# b&W printing question



## raphael1985 (Dec 15, 2009)

I have an Epson photo Stylus 830u (5 colors +black) and an epson t10 (3 colors+ black). and a photo paper. I would like to know the best settings when printing black and white fotos on either of the two.

should i set the printer to black ink only? 

what settings do you use when using adobe photoshop?

what software do you use for printing?

is the epson photo stylus 830u better than epson stylus t10 when printing b&W? I'm assuming it is because it is a photo stylus. 

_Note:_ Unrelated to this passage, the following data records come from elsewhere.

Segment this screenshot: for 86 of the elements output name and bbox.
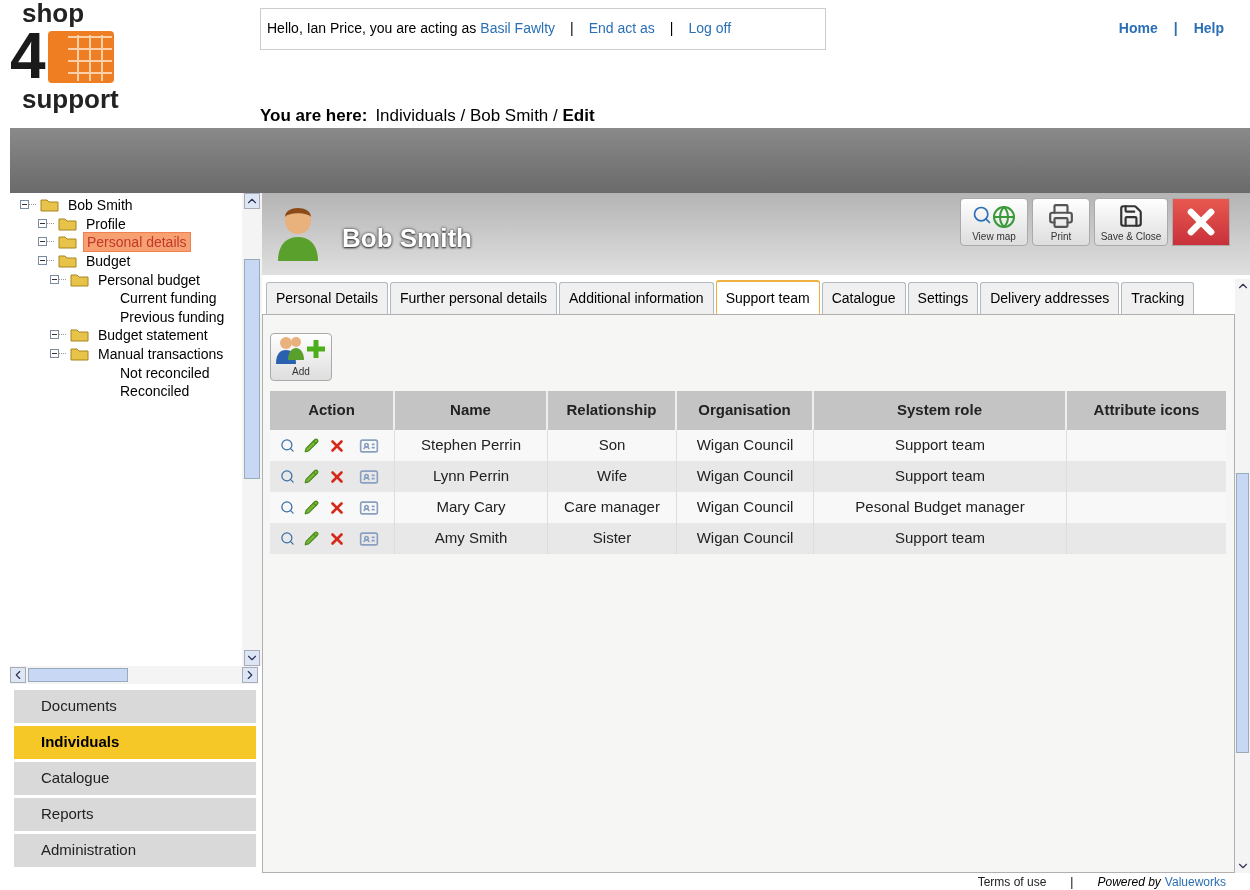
separator: | (570, 19, 574, 39)
tab[interactable]: Tracking (1121, 282, 1195, 314)
print-button[interactable]: Print (1032, 198, 1090, 246)
save-close-button[interactable]: Save & Close (1094, 198, 1168, 246)
scroll-right-icon[interactable] (242, 667, 258, 683)
view-icon[interactable] (280, 500, 295, 515)
edit-icon[interactable] (304, 500, 319, 515)
tab[interactable]: Settings (907, 282, 979, 314)
tree-item[interactable]: Manual transactions (95, 345, 227, 364)
folder-icon (40, 198, 60, 213)
tree-item[interactable]: Reconciled (117, 382, 193, 401)
scroll-left-icon[interactable] (10, 667, 26, 683)
column-header: Attribute icons (1092, 400, 1201, 421)
folder-icon (58, 216, 78, 231)
separator: | (669, 19, 674, 39)
person-name: Bob Smith (342, 222, 472, 255)
view-map-button[interactable]: View map (960, 198, 1028, 246)
logo-digit: 4 (10, 26, 46, 86)
add-person-icon (274, 334, 328, 364)
tab[interactable]: Additional information (559, 282, 714, 314)
breadcrumb: Individuals / Bob Smith / Edit (375, 104, 595, 127)
table-cell: Sister (548, 523, 677, 554)
header-link[interactable]: Log off (688, 18, 732, 40)
tab[interactable]: Delivery addresses (980, 282, 1120, 314)
user-link[interactable]: Basil Fawlty (480, 18, 556, 40)
header-link[interactable]: End act as (588, 18, 655, 40)
tree-item[interactable]: Personal budget (95, 270, 203, 289)
logo-text: support (22, 86, 120, 112)
globe-icon (992, 205, 1016, 229)
vertical-scrollbar[interactable] (1235, 279, 1250, 873)
nav-item[interactable]: Individuals (14, 726, 256, 759)
folder-icon (58, 235, 78, 250)
add-button[interactable]: Add (270, 333, 332, 381)
edit-icon[interactable] (304, 438, 319, 453)
folder-icon (70, 347, 90, 362)
tree-item[interactable]: Budget (83, 252, 134, 271)
table-cell: Wigan Council (677, 523, 814, 554)
tab[interactable]: Personal Details (266, 282, 388, 314)
collapse-icon[interactable] (50, 330, 68, 341)
collapse-icon[interactable] (38, 237, 56, 248)
close-button[interactable] (1172, 198, 1230, 246)
tree-item[interactable]: Budget statement (95, 326, 211, 345)
separator: | (1173, 19, 1178, 38)
magnifier-icon (972, 205, 992, 225)
greeting-text: Hello, Ian Price, you are acting as (267, 19, 477, 39)
view-icon[interactable] (280, 438, 295, 453)
top-link[interactable]: Help (1193, 18, 1224, 39)
nav-item[interactable]: Documents (14, 690, 256, 723)
collapse-icon[interactable] (38, 256, 56, 267)
folder-icon (58, 254, 78, 269)
tab[interactable]: Catalogue (821, 282, 906, 314)
folder-icon (70, 272, 90, 287)
tree-item[interactable]: Profile (83, 214, 129, 233)
logo[interactable]: shop 4 support (10, 0, 138, 128)
nav-item[interactable]: Administration (14, 834, 256, 867)
logo-text: shop (22, 0, 86, 26)
brand-link[interactable]: Valueworks (1164, 872, 1226, 890)
view-icon[interactable] (280, 531, 295, 546)
folder-icon (70, 328, 90, 343)
printer-icon (1048, 203, 1074, 229)
powered-by-text: Powered by (1097, 873, 1161, 890)
top-link[interactable]: Home (1118, 18, 1158, 39)
edit-icon[interactable] (304, 531, 319, 546)
scroll-down-icon[interactable] (244, 650, 260, 666)
separator: | (1070, 873, 1074, 890)
nav-item[interactable]: Catalogue (14, 762, 256, 795)
tree-item[interactable]: Not reconciled (117, 363, 213, 382)
tree-item[interactable]: Current funding (117, 289, 220, 308)
nav-item[interactable]: Reports (14, 798, 256, 831)
collapse-icon[interactable] (38, 218, 56, 229)
breadcrumb-label: You are here: (260, 104, 368, 127)
terms-link[interactable]: Terms of use (977, 872, 1047, 890)
view-icon[interactable] (280, 469, 295, 484)
collapse-icon[interactable] (20, 200, 38, 211)
table-cell: Amy Smith (395, 523, 548, 554)
collapse-icon[interactable] (50, 349, 68, 360)
edit-icon[interactable] (304, 469, 319, 484)
horizontal-scrollbar[interactable] (10, 666, 258, 684)
scroll-up-icon[interactable] (244, 193, 260, 209)
vertical-scrollbar[interactable] (242, 193, 262, 666)
tab[interactable]: Further personal details (389, 282, 557, 314)
collapse-icon[interactable] (50, 274, 68, 285)
tab[interactable]: Support team (715, 280, 820, 314)
tree-item[interactable]: Previous funding (117, 307, 228, 326)
table-cell: Support team (814, 523, 1067, 554)
tree-item[interactable]: Bob Smith (65, 196, 136, 215)
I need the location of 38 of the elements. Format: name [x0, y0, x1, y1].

and a noob idiot question. how do i thank anyone for the answer here?


----------



## KmH (Dec 15, 2009)

*< < < < < < < <<<<<<<<!!!!!!!*

*In the lower right corner of a post.*


----------



## Garbz (Dec 16, 2009)

Don't try to score free brownie points for thanks for that post KmH 

I'm not sure of the specifics of your printer, but do either have 2 black cartridges? One for photo black and one for normal black? Setting the print driver to black and white would in most cases cause the wrong cartridge to be used. I did this on my Canon pixma and the resulting photo came out green. Thus I would say print in colour and let the printer sort out the issues.

In the case of Photoshop / Lightroom you have the option to manually colour manage the document before printing. Thus you should disable the colour management in the print driver. This is the *best* option. The other option is to just print and let the print driver take care of this. Truthfully I know someone who owns a little gallery who does this and his prints still look perfectly stunning. 

* Best only if you know every detail about how it works, rendering intents, have profiles for various papers and your printer or create your own profiles, that sort of thing. Otherwise it's likely just to cause more pain.


Realistically you own both these printers right? Load em up with paper and have a test run with a few different settings.


----------



## raphael1985 (Dec 17, 2009)

Mr Garbz,

yes i do own both the epson stylus photo 830u and epson stylus T10. 

my epson stylus Photo 830u is now under repair, but i have printed black and white with it before, it wastes a lot of ink (including all other colours) in colour mode even when printing black and white only. might have something to do with the setting.

as for the Epson T10, i think i'll wait for the CISS because i use it for printing delivery slips. can't afford to waste the ink. 

what do you mean disable printer color management? there are a lot of choices when in print preview of photoshop. or do you mean that i set it to output?

as for my own question, i have found a pdf that is about monochrome black only printing - http://www.njphotoforum.com/whitepapers/blakonly.pdf  just in case someone else  is interested.


----------



## Garbz (Dec 18, 2009)

The colour management issue is a case of software vs system driver. At some point when you hit print your colour space must change from your working colour space (sRGB usually but increasingly AdobeRGB) to the printer colour space (when I print on photo paper plus glossy in my case it's Canon iP4200 SP2).

Now this is done in one of two ways. The most common way is that the software (photoshop) passes the sRGB image to the printer driver and that then converts it to the profile based on paper and quality settings.
The other way is to set photoshop to convert the colours directly to the profile the printer is going to ink with, and then go into the printer settings, find the colour tab, and look for some advanced option that completely disables colour management. This would normally result in very weird colours but since photoshop takes the printer into account it all works out happily.

Now I have no idea if this changes / improves / even works at all when printing black and white. It is just something to add to the list of things that you could possibly experiment with.


----------